DOI: 10.1016/j.prevetmed.2023.105993

Authors: Lisa Gamsjäger, North Carolina State University and University of Calgary, Canada; Michel Lévy, Edmond A. Pajor, M. Claire Windeyer, University of Calgary, Canada; Deborah M. Haines, John R. Campbell, University of Saskatoon, Saskatechwan, Canada
Published: Nov, 7, 2023 in Preventive Veterinary Medicine

Abstract:
The association of poor transfer of passive immunity (TPI) with negative health outcomes is extensively researched in dairy calves.
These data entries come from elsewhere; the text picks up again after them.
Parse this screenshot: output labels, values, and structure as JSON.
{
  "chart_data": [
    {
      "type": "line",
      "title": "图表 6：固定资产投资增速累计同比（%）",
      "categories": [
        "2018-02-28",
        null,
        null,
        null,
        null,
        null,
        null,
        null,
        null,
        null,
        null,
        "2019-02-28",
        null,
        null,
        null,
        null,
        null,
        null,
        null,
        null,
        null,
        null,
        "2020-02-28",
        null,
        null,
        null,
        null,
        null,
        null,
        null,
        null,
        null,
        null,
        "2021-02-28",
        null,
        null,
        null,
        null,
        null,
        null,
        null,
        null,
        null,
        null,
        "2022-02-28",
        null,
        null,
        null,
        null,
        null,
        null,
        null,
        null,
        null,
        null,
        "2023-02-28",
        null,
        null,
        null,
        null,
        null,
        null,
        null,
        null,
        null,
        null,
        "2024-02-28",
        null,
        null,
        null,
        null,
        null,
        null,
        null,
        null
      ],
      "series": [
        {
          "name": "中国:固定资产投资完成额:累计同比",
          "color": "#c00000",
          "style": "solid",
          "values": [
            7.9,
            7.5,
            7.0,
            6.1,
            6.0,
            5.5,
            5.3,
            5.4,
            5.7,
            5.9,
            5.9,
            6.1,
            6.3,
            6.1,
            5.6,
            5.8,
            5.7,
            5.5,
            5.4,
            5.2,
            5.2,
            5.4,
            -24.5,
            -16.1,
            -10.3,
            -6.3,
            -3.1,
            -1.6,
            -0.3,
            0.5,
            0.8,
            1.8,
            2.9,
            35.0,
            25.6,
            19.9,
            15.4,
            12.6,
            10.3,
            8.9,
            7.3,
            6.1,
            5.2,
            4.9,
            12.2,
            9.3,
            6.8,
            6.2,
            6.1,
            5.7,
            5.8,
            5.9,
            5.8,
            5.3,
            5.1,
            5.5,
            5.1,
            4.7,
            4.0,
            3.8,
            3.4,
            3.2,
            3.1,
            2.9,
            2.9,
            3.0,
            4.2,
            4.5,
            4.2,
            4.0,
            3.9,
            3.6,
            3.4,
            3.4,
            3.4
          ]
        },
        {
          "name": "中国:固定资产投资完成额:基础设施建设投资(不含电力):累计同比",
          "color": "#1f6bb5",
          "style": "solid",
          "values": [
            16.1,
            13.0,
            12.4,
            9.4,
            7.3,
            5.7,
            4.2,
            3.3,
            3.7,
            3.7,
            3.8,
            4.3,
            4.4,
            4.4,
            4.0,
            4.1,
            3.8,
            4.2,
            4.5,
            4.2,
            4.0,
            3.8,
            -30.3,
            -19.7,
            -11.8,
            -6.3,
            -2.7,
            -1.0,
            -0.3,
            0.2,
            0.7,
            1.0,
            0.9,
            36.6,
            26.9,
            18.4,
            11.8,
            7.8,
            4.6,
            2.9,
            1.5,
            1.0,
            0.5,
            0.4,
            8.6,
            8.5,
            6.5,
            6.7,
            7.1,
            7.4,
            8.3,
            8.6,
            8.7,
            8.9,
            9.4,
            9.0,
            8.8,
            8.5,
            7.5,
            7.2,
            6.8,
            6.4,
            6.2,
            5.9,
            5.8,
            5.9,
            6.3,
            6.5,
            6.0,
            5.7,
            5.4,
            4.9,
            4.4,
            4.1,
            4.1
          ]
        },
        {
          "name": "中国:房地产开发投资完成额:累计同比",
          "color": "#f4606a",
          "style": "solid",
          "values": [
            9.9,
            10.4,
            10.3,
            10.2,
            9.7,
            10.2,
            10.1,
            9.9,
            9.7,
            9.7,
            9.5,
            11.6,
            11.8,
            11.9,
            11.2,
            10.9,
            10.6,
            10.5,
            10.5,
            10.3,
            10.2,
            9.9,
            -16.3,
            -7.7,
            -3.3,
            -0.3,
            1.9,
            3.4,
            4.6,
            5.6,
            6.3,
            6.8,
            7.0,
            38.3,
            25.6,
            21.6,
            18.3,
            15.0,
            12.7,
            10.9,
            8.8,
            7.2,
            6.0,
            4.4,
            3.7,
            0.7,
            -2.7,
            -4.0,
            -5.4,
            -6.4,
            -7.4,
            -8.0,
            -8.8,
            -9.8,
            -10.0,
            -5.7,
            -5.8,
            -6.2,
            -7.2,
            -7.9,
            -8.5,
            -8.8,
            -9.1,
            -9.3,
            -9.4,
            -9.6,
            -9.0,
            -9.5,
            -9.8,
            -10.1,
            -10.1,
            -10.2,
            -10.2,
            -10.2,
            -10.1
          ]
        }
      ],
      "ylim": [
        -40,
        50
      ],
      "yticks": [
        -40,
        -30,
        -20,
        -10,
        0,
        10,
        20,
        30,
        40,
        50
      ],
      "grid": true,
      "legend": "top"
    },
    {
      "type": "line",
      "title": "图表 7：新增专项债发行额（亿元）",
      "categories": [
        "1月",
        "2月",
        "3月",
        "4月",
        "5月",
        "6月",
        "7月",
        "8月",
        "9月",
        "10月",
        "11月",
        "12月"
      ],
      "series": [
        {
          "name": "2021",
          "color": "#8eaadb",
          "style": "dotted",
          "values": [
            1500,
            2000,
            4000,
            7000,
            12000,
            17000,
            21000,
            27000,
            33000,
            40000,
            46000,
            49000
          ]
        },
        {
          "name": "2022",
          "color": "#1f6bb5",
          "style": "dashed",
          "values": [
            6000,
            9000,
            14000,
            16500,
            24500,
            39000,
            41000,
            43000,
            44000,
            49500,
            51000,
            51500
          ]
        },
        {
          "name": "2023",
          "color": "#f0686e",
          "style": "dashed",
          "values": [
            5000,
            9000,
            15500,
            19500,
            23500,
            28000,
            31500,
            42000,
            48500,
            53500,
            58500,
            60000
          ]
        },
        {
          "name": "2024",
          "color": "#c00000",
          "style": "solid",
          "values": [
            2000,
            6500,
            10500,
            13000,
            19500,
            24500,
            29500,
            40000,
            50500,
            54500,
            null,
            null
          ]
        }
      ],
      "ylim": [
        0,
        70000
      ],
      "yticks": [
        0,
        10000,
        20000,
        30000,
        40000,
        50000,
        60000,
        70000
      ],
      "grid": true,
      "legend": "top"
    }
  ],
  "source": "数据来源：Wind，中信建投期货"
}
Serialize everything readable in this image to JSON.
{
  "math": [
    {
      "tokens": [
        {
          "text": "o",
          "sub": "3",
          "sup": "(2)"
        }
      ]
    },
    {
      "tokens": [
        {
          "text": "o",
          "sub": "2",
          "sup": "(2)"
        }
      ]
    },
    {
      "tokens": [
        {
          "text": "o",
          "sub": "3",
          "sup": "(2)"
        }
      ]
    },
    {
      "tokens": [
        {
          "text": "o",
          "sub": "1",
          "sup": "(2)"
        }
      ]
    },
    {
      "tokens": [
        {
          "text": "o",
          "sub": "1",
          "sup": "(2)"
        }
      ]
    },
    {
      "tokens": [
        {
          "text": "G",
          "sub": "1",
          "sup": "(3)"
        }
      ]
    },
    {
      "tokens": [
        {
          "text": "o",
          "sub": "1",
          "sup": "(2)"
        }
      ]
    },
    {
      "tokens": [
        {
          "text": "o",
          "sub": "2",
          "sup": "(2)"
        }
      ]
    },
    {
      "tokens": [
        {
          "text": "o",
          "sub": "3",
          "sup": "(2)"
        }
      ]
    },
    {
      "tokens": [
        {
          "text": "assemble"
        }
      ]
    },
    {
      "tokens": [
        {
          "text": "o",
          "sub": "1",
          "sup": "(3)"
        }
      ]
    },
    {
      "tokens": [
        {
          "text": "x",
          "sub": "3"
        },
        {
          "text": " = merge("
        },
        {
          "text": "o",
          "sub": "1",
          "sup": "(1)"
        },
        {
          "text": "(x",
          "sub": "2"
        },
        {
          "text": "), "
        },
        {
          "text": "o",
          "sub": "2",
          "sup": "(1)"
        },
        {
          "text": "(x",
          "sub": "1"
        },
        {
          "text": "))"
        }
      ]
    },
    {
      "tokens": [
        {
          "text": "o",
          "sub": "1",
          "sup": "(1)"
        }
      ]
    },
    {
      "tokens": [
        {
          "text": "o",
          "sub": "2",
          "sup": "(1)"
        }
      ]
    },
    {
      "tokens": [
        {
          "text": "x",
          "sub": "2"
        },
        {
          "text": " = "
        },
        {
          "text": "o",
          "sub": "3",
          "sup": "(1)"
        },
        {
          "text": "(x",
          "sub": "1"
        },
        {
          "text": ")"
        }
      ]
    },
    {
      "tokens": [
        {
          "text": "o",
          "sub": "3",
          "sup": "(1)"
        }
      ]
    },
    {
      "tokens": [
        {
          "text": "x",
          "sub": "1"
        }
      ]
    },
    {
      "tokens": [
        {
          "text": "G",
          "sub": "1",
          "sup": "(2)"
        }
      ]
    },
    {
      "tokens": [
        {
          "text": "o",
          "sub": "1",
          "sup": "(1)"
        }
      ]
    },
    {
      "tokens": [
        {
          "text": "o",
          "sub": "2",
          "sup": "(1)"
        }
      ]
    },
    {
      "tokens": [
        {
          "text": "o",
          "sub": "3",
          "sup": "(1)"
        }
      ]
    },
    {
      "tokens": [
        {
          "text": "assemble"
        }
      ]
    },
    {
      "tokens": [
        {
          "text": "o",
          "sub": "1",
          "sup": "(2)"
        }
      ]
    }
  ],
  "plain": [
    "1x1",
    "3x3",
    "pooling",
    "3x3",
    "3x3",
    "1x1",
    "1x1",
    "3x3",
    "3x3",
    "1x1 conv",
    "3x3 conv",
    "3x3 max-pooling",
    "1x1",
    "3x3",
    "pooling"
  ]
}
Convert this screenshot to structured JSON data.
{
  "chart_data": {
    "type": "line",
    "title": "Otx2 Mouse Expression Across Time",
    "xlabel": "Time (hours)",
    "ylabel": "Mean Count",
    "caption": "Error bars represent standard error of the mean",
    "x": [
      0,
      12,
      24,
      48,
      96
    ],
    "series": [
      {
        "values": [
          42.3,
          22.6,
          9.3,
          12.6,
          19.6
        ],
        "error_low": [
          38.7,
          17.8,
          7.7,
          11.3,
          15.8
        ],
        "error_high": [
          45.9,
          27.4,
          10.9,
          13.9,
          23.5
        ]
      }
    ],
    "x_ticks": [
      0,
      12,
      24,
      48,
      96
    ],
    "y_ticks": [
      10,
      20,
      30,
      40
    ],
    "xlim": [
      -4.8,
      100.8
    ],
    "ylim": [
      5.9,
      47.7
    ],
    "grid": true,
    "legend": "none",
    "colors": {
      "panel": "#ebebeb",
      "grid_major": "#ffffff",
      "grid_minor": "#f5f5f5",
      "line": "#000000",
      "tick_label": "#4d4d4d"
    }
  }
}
However, few field studies have examined the effect of total and particularly pathogen-specific Immunoglobulin G (IgG) concentrations on pre-weaning health and growth of beef calves. Hence, the objective of this study was to determine the association of total and pathogen-specific IgG concentrations against selected pathogens associated with neonatal calf diarrhea (NCD) and bovine respiratory disease (BRD) and the odds of pre-weaning treatments, mortality, and the growth of newborn beef calves. A total of 420 serum samples from 1- to 7-day old beef calves born on 6 farms in Alberta, Canada, were available for this observational study. Serum samples were analyzed by radial immunodiffusion for total IgG concentration and by enzyme-linked immunosorbent assays for pathogen-specific IgG concentrations against Escherichia coli (E. coli), bovine Rotavirus (BRoV), Cryptosporidium parvum (C. parvum), Bovine Viral Diarrhea Virus (BVDV), Parainfluenza Virus Type 3 (PI-3), Bovine Respiratory Syncytial Virus (BRSV), and Bovine Herpesvirus Type 1 (BHV- 1). Data about the individual dam- and calf-level risk factors, calf treatments, mortality, and birth and weaning weights were collected. Multivariable multilevel logistic and linear regression models were built to evaluate the association of total and pathogen-specific IgG concentrations with the odds of mortality and average daily gain (ADG), respectively, while their association with the odds of pre-weaning treatment was established by univariable logistic regression analysis. The odds of calves with IgG concentrations < 10 g/L of getting treated (OR 7.9, 95 % CI 2.7–23.7) and dying (OR: 18.5, 95 % CI: 3.7–93.4) were higher than for their counterparts (P < 0.0001). Calves with IgG concentrations < 24 g/L also had higher odds of dying (OR: 10.1, 95 % CI: 2.6–40.2) and had lower ADG (0.09 kg, SE: 0.03, P < 0.002) than calves with IgG concentrations ≥ 24 g/L. Higher BVDV-specific IgG concentration was protective against mortality (OR: 0.97, 95 % CI: 0.96–0.99, P < 0.001). This study highlights the negative association of inadequate TPI with health and growth of beef calves and thus, the need to refine protocols for dam vaccination and colostrum intervention in cow-calf operations to meet these higher IgG targets.